ABCAUS Case Law Citation:
5024 (2026) (01) abcaus.in SC

In 2022, a full bench of the Hon’ble Supreme Court settled the law that deposit of employees’ contribution beyond the due dates prescribed in the relevant Statute is not deductible under section 43B even if deposited before due date for filing return of income.

However, the controversy continued with respect to allowability u/s 43B of employers’ contribution if made after the due dates prescribed in the relevant Statute.

In the instant case, the assessee was a company. For the AY 2019-20, there was a delay in making payment of Employees’ Provident Fund (EPF) and Employees State Insurance (ESI) contributions received by the appellant company from its employees, as compared to the due dates set out in the EPF/ESI Acts. However, the appellant had made the said payments before the due date for the submission of the appellant’s Income-tax Return.

The Assessing Officer (AO), in the assessment order passed under Section 143(1) of the Income Tax Act, 1961 (the Act) made adjustments/additions in respect of these payments. The disallowance was confirmed by the ITAT and the Delhi High Court observing that the judgment of the Supreme Court in Checkmate Services (P) Ltd. has conclusively interpreted the provision of Section 43B of the Act. 

The matter travelled to Hon’ble Supreme Court which observed that according to the High Court Employer’s contributions under Section 36(1)(iv) and employees’ contributions covered under Section 36(1)(va) read with Section 2(24)(x) are fundamentally different in nature and must be treated separately. That Employees’ contribution deducted from their salaries are deemed to be income under Section 2(24)(x) and are held in trust by the employer. The employers can claim deduction only if they deposit these amounts on or before the statutory due date under Section 36(1)(va). The High Court further held that the non-obstante clause in Section 43B cannot be applied to employees’ contributions governed by Section 36(1)(va).

The Hon’ble Supreme Court also noted that High Court had distinguished the Apex Court decision in Alom Extrusions and had not considered Explanation 5 to Section 43B at all while at the decision that employees’ contribution must be deposited on or before the due dates under relevant statutes.

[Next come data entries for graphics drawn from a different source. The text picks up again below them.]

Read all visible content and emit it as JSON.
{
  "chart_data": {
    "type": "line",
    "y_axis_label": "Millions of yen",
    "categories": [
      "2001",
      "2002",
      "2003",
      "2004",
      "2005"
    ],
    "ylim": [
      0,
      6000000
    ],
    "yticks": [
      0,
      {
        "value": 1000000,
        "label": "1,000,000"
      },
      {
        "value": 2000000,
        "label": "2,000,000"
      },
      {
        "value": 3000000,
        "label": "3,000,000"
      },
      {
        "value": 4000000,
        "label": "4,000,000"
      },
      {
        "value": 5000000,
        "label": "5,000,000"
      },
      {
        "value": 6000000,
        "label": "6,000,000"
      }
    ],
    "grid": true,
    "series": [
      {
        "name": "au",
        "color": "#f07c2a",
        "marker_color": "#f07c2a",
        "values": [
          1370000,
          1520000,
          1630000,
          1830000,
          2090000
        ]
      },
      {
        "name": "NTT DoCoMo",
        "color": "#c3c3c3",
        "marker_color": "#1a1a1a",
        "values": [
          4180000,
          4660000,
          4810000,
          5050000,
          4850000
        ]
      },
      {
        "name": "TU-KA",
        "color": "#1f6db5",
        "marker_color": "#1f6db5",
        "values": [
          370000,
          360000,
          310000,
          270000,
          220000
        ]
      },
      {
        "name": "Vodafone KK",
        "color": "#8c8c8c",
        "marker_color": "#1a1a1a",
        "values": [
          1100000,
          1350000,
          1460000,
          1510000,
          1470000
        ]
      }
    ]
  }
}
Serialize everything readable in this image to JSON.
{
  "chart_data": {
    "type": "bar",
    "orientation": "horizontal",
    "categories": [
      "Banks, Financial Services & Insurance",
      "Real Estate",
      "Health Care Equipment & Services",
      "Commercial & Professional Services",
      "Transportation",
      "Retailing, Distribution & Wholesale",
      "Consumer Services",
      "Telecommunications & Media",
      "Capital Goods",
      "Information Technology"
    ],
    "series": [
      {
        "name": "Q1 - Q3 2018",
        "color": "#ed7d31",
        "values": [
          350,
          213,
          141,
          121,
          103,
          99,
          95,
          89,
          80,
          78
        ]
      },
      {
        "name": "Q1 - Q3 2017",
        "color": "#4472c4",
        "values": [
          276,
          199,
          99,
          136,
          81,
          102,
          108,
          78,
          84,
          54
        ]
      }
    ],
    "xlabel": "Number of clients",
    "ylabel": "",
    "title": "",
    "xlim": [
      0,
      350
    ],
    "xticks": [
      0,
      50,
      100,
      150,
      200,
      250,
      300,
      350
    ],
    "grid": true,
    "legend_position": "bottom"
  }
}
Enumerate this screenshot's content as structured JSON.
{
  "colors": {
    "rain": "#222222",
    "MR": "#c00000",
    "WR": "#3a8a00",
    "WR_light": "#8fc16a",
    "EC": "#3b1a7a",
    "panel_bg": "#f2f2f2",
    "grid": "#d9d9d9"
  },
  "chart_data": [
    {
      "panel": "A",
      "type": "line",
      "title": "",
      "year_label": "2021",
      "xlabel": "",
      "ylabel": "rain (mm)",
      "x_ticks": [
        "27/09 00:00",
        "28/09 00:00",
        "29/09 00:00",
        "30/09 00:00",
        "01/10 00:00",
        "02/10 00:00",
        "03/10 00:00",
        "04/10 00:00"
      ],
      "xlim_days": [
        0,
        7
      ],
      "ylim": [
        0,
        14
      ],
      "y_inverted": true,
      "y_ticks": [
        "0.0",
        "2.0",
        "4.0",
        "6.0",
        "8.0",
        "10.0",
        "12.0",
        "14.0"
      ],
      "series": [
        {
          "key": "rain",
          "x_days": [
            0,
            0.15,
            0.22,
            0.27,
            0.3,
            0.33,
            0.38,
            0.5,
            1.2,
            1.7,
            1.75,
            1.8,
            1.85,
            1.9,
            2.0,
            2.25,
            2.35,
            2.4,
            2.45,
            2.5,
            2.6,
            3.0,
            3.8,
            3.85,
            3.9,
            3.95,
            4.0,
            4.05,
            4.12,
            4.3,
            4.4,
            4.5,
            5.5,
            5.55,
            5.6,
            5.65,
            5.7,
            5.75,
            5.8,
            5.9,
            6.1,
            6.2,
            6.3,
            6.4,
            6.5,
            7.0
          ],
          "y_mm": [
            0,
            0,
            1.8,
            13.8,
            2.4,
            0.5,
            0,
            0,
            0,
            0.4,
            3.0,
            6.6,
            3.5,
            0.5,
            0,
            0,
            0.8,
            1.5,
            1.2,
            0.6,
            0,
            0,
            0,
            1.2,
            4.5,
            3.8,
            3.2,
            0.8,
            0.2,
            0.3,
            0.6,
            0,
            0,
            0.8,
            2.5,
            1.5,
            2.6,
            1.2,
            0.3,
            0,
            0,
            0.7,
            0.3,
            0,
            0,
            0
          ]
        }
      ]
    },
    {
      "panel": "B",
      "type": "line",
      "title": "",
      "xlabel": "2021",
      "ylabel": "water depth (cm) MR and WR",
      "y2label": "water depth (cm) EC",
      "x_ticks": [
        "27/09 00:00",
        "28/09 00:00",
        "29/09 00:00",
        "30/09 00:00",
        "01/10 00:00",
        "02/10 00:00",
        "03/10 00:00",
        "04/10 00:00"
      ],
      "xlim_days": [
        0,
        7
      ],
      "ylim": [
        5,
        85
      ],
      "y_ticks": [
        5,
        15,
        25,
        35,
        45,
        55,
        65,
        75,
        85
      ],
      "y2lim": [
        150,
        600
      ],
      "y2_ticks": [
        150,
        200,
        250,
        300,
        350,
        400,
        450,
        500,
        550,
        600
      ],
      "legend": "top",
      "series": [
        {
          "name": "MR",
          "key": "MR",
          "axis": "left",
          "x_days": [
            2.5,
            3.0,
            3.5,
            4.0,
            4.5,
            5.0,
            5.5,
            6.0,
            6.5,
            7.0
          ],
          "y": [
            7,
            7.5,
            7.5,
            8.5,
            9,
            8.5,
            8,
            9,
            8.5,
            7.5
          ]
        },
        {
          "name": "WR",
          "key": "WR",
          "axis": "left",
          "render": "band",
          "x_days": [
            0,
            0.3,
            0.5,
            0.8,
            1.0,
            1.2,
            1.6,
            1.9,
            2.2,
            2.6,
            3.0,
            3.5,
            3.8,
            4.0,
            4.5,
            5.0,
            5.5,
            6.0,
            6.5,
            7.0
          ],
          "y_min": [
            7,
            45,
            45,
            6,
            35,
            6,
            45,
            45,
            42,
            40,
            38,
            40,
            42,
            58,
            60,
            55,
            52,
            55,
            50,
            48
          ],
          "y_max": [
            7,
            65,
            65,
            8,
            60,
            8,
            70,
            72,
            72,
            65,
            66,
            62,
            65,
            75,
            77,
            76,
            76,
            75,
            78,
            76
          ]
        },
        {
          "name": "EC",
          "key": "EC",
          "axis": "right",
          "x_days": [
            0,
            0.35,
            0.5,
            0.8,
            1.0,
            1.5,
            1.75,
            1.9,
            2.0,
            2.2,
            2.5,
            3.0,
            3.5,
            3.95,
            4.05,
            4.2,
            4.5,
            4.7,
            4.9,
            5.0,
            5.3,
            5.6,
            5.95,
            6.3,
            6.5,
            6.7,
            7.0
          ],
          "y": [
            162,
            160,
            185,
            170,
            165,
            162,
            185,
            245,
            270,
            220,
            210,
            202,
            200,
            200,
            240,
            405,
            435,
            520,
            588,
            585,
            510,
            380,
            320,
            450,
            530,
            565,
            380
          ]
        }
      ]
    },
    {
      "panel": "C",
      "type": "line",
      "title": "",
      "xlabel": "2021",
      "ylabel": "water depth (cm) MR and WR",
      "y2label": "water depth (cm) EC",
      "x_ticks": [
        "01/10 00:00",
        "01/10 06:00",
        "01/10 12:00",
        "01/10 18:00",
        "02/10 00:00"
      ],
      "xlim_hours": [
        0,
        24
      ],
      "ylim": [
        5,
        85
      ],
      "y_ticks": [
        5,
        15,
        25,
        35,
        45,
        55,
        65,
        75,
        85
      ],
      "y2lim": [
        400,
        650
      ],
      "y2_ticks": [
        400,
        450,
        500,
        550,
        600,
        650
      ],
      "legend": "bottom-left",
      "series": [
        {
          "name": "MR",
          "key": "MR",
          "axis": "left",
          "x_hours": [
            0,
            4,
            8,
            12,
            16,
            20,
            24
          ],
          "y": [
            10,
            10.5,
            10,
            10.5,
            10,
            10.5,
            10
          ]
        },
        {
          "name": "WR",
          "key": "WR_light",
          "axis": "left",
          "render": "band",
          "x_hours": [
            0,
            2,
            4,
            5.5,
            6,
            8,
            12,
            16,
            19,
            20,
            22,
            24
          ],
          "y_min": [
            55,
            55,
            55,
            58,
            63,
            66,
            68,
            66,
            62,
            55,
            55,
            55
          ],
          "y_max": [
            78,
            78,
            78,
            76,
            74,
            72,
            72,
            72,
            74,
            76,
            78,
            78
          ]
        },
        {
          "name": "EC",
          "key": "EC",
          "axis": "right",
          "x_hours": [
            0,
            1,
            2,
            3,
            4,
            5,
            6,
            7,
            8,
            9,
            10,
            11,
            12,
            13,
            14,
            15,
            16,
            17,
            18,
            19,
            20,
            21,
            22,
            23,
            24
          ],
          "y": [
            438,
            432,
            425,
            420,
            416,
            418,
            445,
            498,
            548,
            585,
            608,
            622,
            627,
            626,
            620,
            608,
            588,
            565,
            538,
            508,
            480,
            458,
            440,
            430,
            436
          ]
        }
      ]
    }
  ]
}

The Hon’ble Supreme Court observed that as per Section 2(24)(x), any amount recovered by the employer from the employees towards their contribution to any provident or superannuation fund or any other fund set up under the provisions of the ESI Act, 1948 or any other fund for the welfare of the employees is income. Further, section 36(1)(va) of the Act says that any sum so received by the assessee – employer from his employees to which provisions of Section 2(24)(x) applies, the assessee  employer shall be entitled to deduction while computing income under Section 28, if such sum is credited by the assessee – employer to the employees account before the due date. The Explanation to Section 36(1) (va) lays down that the ‘due date’ means the date by which the assessee employer is required to credit the employees contribution in the relevant fund under any Act, Rule, Order or Notification issued thereunder.

The Hon’ble Supreme Court observed that there are following two School of thoughts as regards the interpretation of the words “due date” and both views are supported by catena of judgments.

(1) According to the first view, a combined reading of the Section 2(24)(x) and that Section 36(1) (va) of the Act, prima facie is indicative that any sum received by the assessee – employer from any of his employees as contribution towards PF & ESI is the income of the assessee under Section 2(24)(x) and it continues to be so, unless it is credited by the assessee – employer to the employee’s account in the relevant fund on or before the due date specified under the relevant PF, ESI Act. If the employer wants to have it deducted from his income under Section 36(1)(va), he must credit the same to the employee’s account in the relevant fund on or before the due date specified under the relevant PF, ESI Act.

(2) The other view is that there is no difference between employees and employer contribution to PF, ESI and both would be guided by the provisions of Section 43B of the Act so as to allow deduction in the hands of the assessee – employer if the contributions are deposited on or before the due date of filling of return under Section 139(1) of the Income Tax Act, 1961.

In view of the conflicting opinions on the allowability of employer’s contribution the Hon’ble Supreme Court has admitted the Special Leave Petition (SLP) of the assessee.